Правда, были и те, кто получил еще более низкие оценки. Из обрывков коридорных разговоров Маша уяснила, что одна из девочек с рождения страдала чем-то вроде ДЦП или полиомиелита и родители, вместо того чтобы водить по врачам и пичкать таблетками, отдали ее в «фигурку». И теперь признаки болезни почти не проявлялись: исправилась координация, распрямились конечности… Еще в первенстве участвовали две девочки с нарушениями слуха и зрения, из спортивно-адаптивной школы. Они и не претендовали на высокие баллы – сам по себе выход на лед уже был для них победой.
И все же, несмотря на свое почти последнее место, Маша откуда-то знала, что и сама из породы силачей. Вовсе не из-за самоуверенности, которой ей, наоборот, не хватало – Маша смиренно считала себя самой обыкновенной, ничем не примечательной и ни на что не претендующей ученицей средней школы. Но сейчас это необъяснимое знание вдруг заявило о себе громко и беспрекословно. Оно было в крови, в подкорке, в самом ее существе. Да, настойчиво повторяла ей каждая клеточка, стать первой в городе тебе по плечу, и не в заоблачной дали, а в осязаемом, на расстоянии вытянутой руки, будущем.

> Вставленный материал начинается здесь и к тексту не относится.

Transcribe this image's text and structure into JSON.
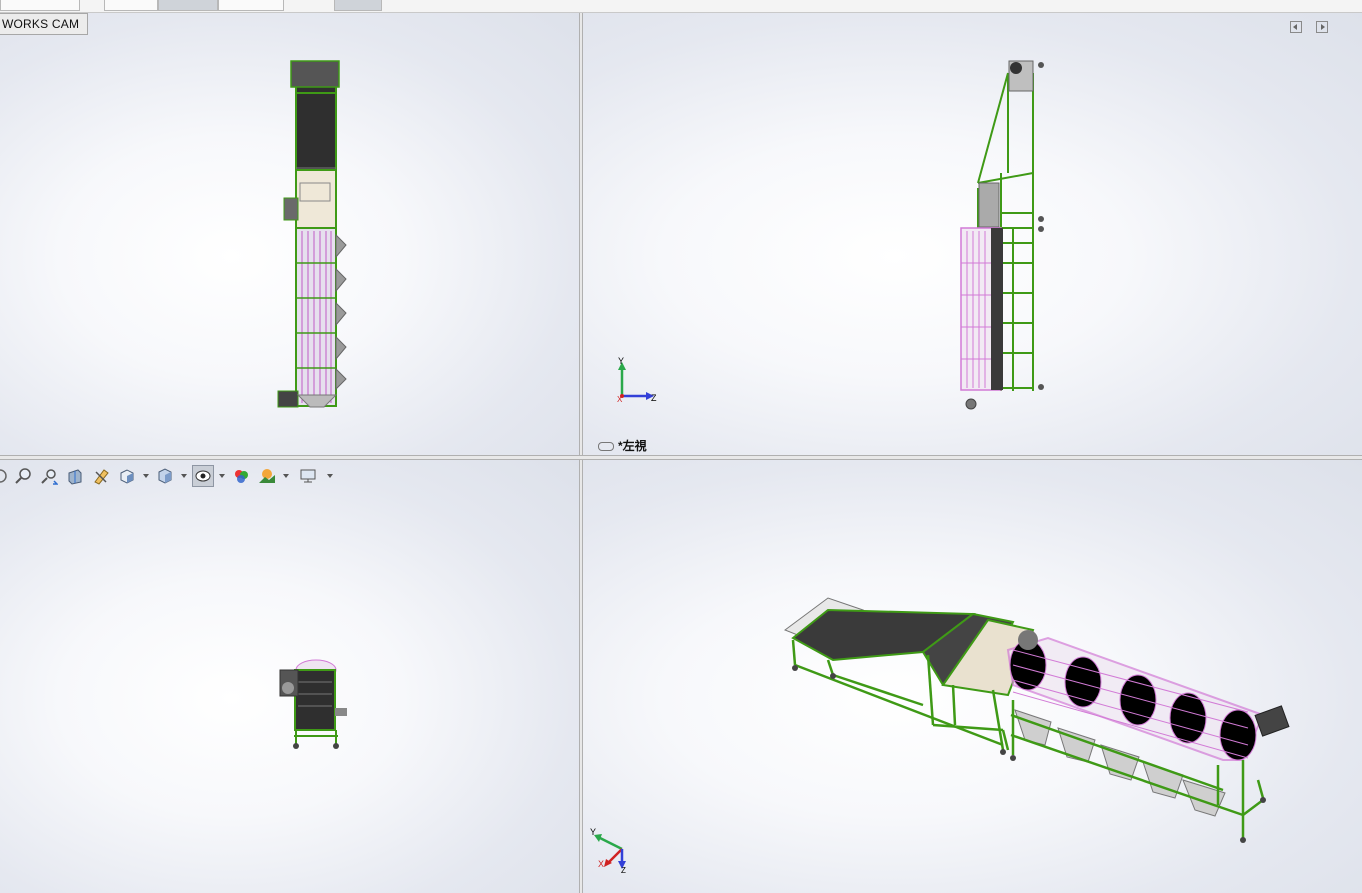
{
  "window": {
    "cam_tab_label": "WORKS CAM"
  },
  "viewports": {
    "front": {
      "name": ""
    },
    "left": {
      "name": "*左視"
    },
    "top": {
      "name": ""
    },
    "isometric": {
      "name": ""
    }
  },
  "triad": {
    "left_view": {
      "x": "X",
      "y": "Y",
      "z": "Z"
    },
    "iso_view": {
      "x": "X",
      "y": "Y",
      "z": "Z"
    }
  },
  "hud_toolbar": {
    "icons": [
      "rotate-icon",
      "zoom-to-area-icon",
      "previous-view-icon",
      "section-view-icon",
      "dynamic-annotation-icon",
      "view-orientation-icon",
      "display-style-icon",
      "hide-show-items-icon",
      "edit-appearance-icon",
      "apply-scene-icon",
      "view-settings-icon"
    ],
    "pressed": "hide-show-items-icon"
  },
  "colors": {
    "frame_green": "#3f9a16",
    "drum_pink": "#d27ad6",
    "belt_dark": "#3a3a3a",
    "accent_triad_y": "#2aa84a",
    "accent_triad_z": "#3340d8",
    "accent_triad_x": "#d02222"
  }
}
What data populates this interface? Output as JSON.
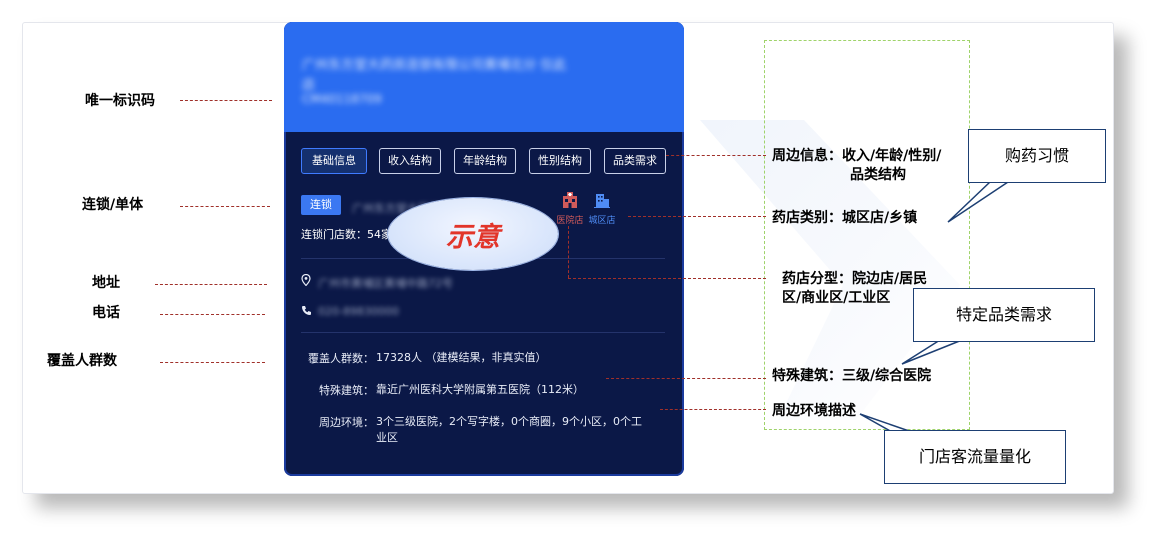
{
  "left_labels": {
    "unique_id": "唯一标识码",
    "chain_single": "连锁/单体",
    "address": "地址",
    "phone": "电话",
    "coverage": "覆盖人群数"
  },
  "card": {
    "head_line1": "广州东方堂大药房连锁有限公司黄埔北分   仅此",
    "head_line2": "店",
    "head_line3": "CM40118709",
    "tabs": [
      "基础信息",
      "收入结构",
      "年龄结构",
      "性别结构",
      "品类需求"
    ],
    "chain_badge": "连锁",
    "chain_name_blur": "广州东方堂大药房连锁有",
    "store_count_label": "连锁门店数：54家",
    "icon_hospital_label": "医院店",
    "icon_city_label": "城区店",
    "address_blur": "广州市黄埔区黄埔中路72号",
    "phone_blur": "020-89830000",
    "coverage_label": "覆盖人群数：",
    "coverage_value": "17328人 （建模结果，非真实值）",
    "special_label": "特殊建筑：",
    "special_value": "靠近广州医科大学附属第五医院（112米）",
    "env_label": "周边环境：",
    "env_value_line1": "3个三级医院，2个写字楼，0个商圈，9个小区，0个工",
    "env_value_line2": "业区"
  },
  "oval_text": "示意",
  "right_labels": {
    "surrounding_info_l1": "周边信息：收入/年龄/性别/",
    "surrounding_info_l2": "品类结构",
    "store_category": "药店类别：城区店/乡镇",
    "store_subtype_l1": "药店分型：院边店/居民",
    "store_subtype_l2": "区/商业区/工业区",
    "special_building": "特殊建筑：三级/综合医院",
    "env_desc": "周边环境描述"
  },
  "callouts": {
    "habit": "购药习惯",
    "category_demand": "特定品类需求",
    "traffic": "门店客流量量化"
  },
  "colors": {
    "card_bg": "#0b1847",
    "header_blue": "#2a6cf0",
    "accent_red": "#e2352a",
    "dash_red": "#a0302a",
    "green_dash": "#9fd36a"
  }
}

Уже без коньков, в сапогах, она спустилась в центральный вестибюль. Вызволила из переполненного жужжащего гардероба свое пальто, протолкнулась с ним к широкой скамье, заваленной верхней одеждой, кое-как пристроила его на свободный краешек, потянула из рукава шапку с шарфом. У нее над ухом щебетали две молоденькие мамаши. Одна пихнула другую локтем: «Смотри, смотри, Волков! Тот самый!» – «Где?» – «Вон, на лестнице, в коричневом пиджаке, говорит с кем-то…» Маша обернулась. Да, это был прославленный тренер Сергей Волков. Точно такой, каким она видела его по телевизору: неулыбающийся, невысокий, лысоватый. И вместе с тем неуловимо обаятельный. «Кажется, это называется харизма», – подумала Маша.
А говорил он… с Тамарой Витальевной! И оба смотрели в ее, Машину, сторону! Маша быстро опустила голову, дрожащими руками начала копаться в сумке, бесцельно перебирая ее содержимое и притворяясь, будто не замечает, как Волков показывает на нее Тамаре Витальевне. Сердце колотилось как подстреленное. Что, если он хочет пригласить ее в свою группу? Безумная, идиотская надежда… Но о чем они тогда разговаривают?